# Max speed a Garmin Edge 200 can handle



## whippet (Jan 4, 2005)

Hi guys,
Looking to get a GPS for my bike that I could also use on a motorcycle and wondering if an Edge 200 would be suitable. It looks the goods for the push bike, but I'd like to be able to download and view my motorbike rides too, but wasn't sure if this unit would deal with the much quicker speeds and longer distances invovled?? Could anyone tell me if they have successfully used one of these with a motorbike?

Cheers,
W


----------



## Harold (Dec 23, 2003)

people use their GPS receivers in airplanes all the time. what do you think?


----------



## whippet (Jan 4, 2005)

Yep I've heard that, but what I'm getting at is do they use basic GPS units such as the Edge 200? I'm wondering whether this unit has a cut-down GPS receiver that isn't a sensitive as more expensive ones so therefore would struggle with higher speeds etc.


----------



## BigLarry (Jul 30, 2004)

whippet said:


> Yep I've heard that, but what I'm getting at is do they use basic GPS units such as the Edge 200? I'm wondering whether this unit has a cut-down GPS receiver that isn't a sensitive as more expensive ones so therefore would struggle with higher speeds etc.


No such worries. The speed is just distance between points over time. The GPS chips can still get track points just fine at high speed.

I've taken my GPS60Csx, with similar chips to the Edge, on an airplane and it showed me the location and true ground speed. Barometric elevation was off, of course, with the pressurized cabin, but the GPS elevation was good. I had to put it next to the window to get reception.

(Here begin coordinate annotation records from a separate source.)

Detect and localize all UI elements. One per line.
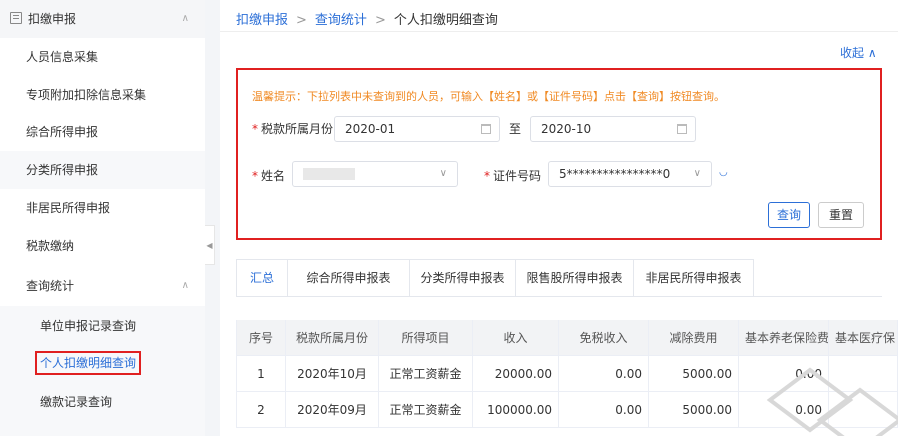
cell-pension: 0.00 bbox=[739, 356, 829, 392]
cell-medical bbox=[829, 356, 898, 392]
header-cell: 收入 bbox=[473, 320, 559, 356]
sidebar-item-comprehensive-income[interactable]: 综合所得申报 bbox=[0, 113, 205, 151]
cell-income: 100000.00 bbox=[473, 392, 559, 428]
breadcrumb: 扣缴申报 > 查询统计 > 个人扣缴明细查询 bbox=[236, 13, 498, 28]
tab-classified[interactable]: 分类所得申报表 bbox=[410, 259, 516, 297]
cell-deduction: 5000.00 bbox=[649, 356, 739, 392]
sidebar-item-query-statistics[interactable]: 查询统计 ∧ bbox=[0, 267, 205, 305]
period-start-input[interactable]: 2020-01 bbox=[334, 116, 500, 142]
header-cell: 减除费用 bbox=[649, 320, 739, 356]
breadcrumb-current: 个人扣缴明细查询 bbox=[393, 13, 498, 28]
cell-period: 2020年10月 bbox=[286, 356, 379, 392]
sidebar-item-person-info[interactable]: 人员信息采集 bbox=[0, 38, 205, 76]
sidebar: 扣缴申报 ∧ 人员信息采集 专项附加扣除信息采集 综合所得申报 分类所得申报 非… bbox=[0, 0, 205, 436]
tab-nonresident[interactable]: 非居民所得申报表 bbox=[634, 259, 754, 297]
header-cell: 所得项目 bbox=[379, 320, 473, 356]
loading-icon: ◡ bbox=[719, 167, 728, 178]
cell-tax-free: 0.00 bbox=[559, 356, 649, 392]
cell-medical bbox=[829, 392, 898, 428]
collapse-toggle[interactable]: 收起 ∧ bbox=[840, 44, 877, 61]
calendar-icon bbox=[481, 124, 491, 134]
breadcrumb-link-query[interactable]: 查询统计 bbox=[315, 13, 367, 28]
chevron-down-icon: ∨ bbox=[439, 168, 447, 179]
sidebar-item-withholding-declaration[interactable]: 扣缴申报 ∧ bbox=[0, 0, 205, 38]
tip-text: 温馨提示：下拉列表中未查询到的人员，可输入【姓名】或【证件号码】点击【查询】按钮… bbox=[252, 90, 725, 103]
cell-period: 2020年09月 bbox=[286, 392, 379, 428]
sidebar-collapse-handle[interactable]: ◀ bbox=[205, 225, 215, 265]
tab-comprehensive[interactable]: 综合所得申报表 bbox=[288, 259, 410, 297]
period-end-input[interactable]: 2020-10 bbox=[530, 116, 696, 142]
header-cell: 免税收入 bbox=[559, 320, 649, 356]
cell-index: 2 bbox=[236, 392, 286, 428]
cell-tax-free: 0.00 bbox=[559, 392, 649, 428]
header-cell: 基本养老保险费 bbox=[739, 320, 829, 356]
sidebar-sub-payment-records[interactable]: 缴款记录查询 bbox=[0, 383, 205, 421]
sidebar-sub-personal-details[interactable]: 个人扣缴明细查询 bbox=[0, 344, 205, 382]
sidebar-item-tax-payment[interactable]: 税款缴纳 bbox=[0, 227, 205, 265]
cell-deduction: 5000.00 bbox=[649, 392, 739, 428]
id-label: * 证件号码 bbox=[484, 169, 542, 183]
cell-index: 1 bbox=[236, 356, 286, 392]
header-cell: 序号 bbox=[236, 320, 286, 356]
form-icon bbox=[10, 12, 22, 24]
query-button[interactable]: 查询 bbox=[768, 202, 810, 228]
cell-income-item: 正常工资薪金 bbox=[379, 356, 473, 392]
name-label: * 姓名 bbox=[252, 169, 286, 183]
breadcrumb-link-withholding[interactable]: 扣缴申报 bbox=[236, 13, 288, 28]
cell-pension: 0.00 bbox=[739, 392, 829, 428]
sidebar-item-nonresident-income[interactable]: 非居民所得申报 bbox=[0, 189, 205, 227]
cell-income: 20000.00 bbox=[473, 356, 559, 392]
calendar-icon bbox=[677, 124, 687, 134]
chevron-up-icon: ∧ bbox=[181, 280, 189, 291]
period-to-label: 至 bbox=[509, 122, 522, 136]
reset-button[interactable]: 重置 bbox=[818, 202, 864, 228]
tabs-divider bbox=[236, 296, 882, 297]
sidebar-item-special-deduction[interactable]: 专项附加扣除信息采集 bbox=[0, 76, 205, 114]
chevron-up-icon: ∧ bbox=[181, 13, 189, 24]
name-select[interactable]: ∨ bbox=[292, 161, 458, 187]
filter-panel: 温馨提示：下拉列表中未查询到的人员，可输入【姓名】或【证件号码】点击【查询】按钮… bbox=[236, 68, 882, 240]
cell-income-item: 正常工资薪金 bbox=[379, 392, 473, 428]
main-panel: 扣缴申报 > 查询统计 > 个人扣缴明细查询 收起 ∧ 温馨提示：下拉列表中未查询到的人… bbox=[220, 0, 898, 436]
header-cell: 税款所属月份 bbox=[286, 320, 379, 356]
sidebar-item-classified-income[interactable]: 分类所得申报 bbox=[0, 151, 205, 189]
divider bbox=[220, 31, 898, 32]
chevron-down-icon: ∨ bbox=[693, 168, 701, 179]
masked-name bbox=[303, 168, 355, 180]
id-number-select[interactable]: 5****************0 ∨ bbox=[548, 161, 712, 187]
tab-summary[interactable]: 汇总 bbox=[236, 259, 288, 297]
period-label: * 税款所属月份 bbox=[252, 122, 334, 136]
sidebar-sub-unit-records[interactable]: 单位申报记录查询 bbox=[0, 307, 205, 345]
tab-restricted-stock[interactable]: 限售股所得申报表 bbox=[516, 259, 634, 297]
header-cell: 基本医疗保 bbox=[829, 320, 898, 356]
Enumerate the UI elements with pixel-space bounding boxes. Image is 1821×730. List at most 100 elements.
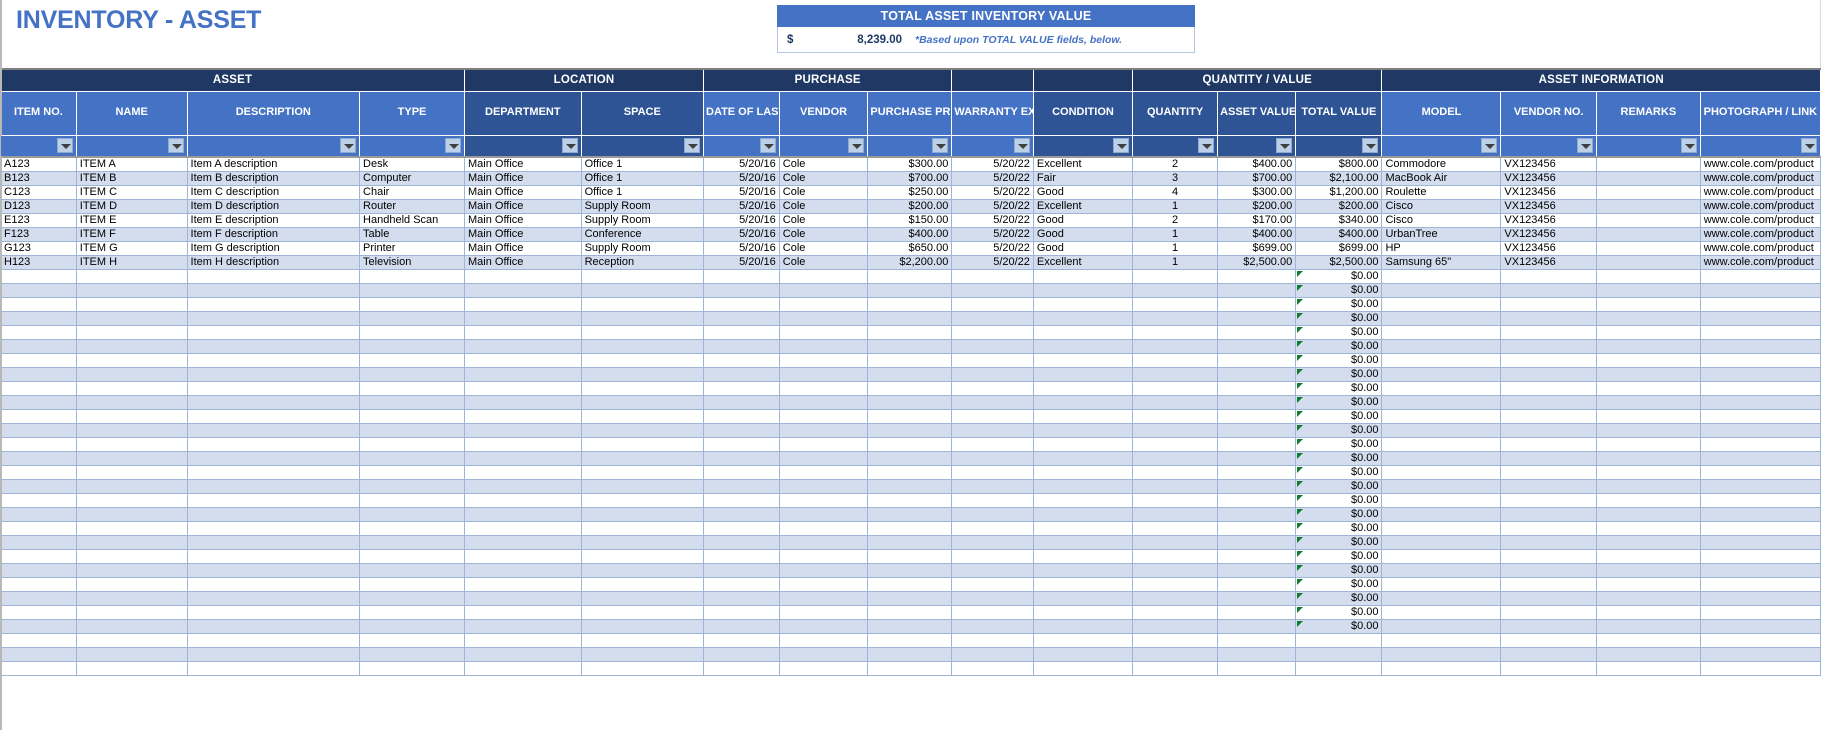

I also used it on German trains to show the 200 MPH speed. Got a picture somewhere. How fast do you intend to go?


----------



## ghettocruiser (Jun 21, 2008)

1,000 knots, or 1,150 mph.

Anything that works at a higher speed range is covered under missile guidance system regulations.

International Traffic In Arms Regulations - PART 121-THE UNITED STATES MUNITIONS LIST


----------



## Harold (Dec 23, 2003)

ghettocruiser said:


> 1,000 knots, or 1,150 mph.
> 
> Anything that works at a higher speed range is covered under missile guidance system regulations.
> 
> International Traffic In Arms Regulations - PART 121-THE UNITED STATES MUNITIONS LIST


Lol ghettocruiser ftw


----------



## Pedalfaraway (Jan 19, 2004)

*Sorry the locals here can be condsending*

I have used my Edge 305 and Oregon 450 on ATV's and dirt bikes with great success. The units have no problems with the higher speeds.they track the 80 mph top speed of my XR 400. However they are both basically impossible to read while riding at anything near fast. You can adjust the number of fields displayed to get a larger font but if you want to see it while riding a dirt bike get one of the units with a larger screen. An edge 200 will be very hard to see.


----------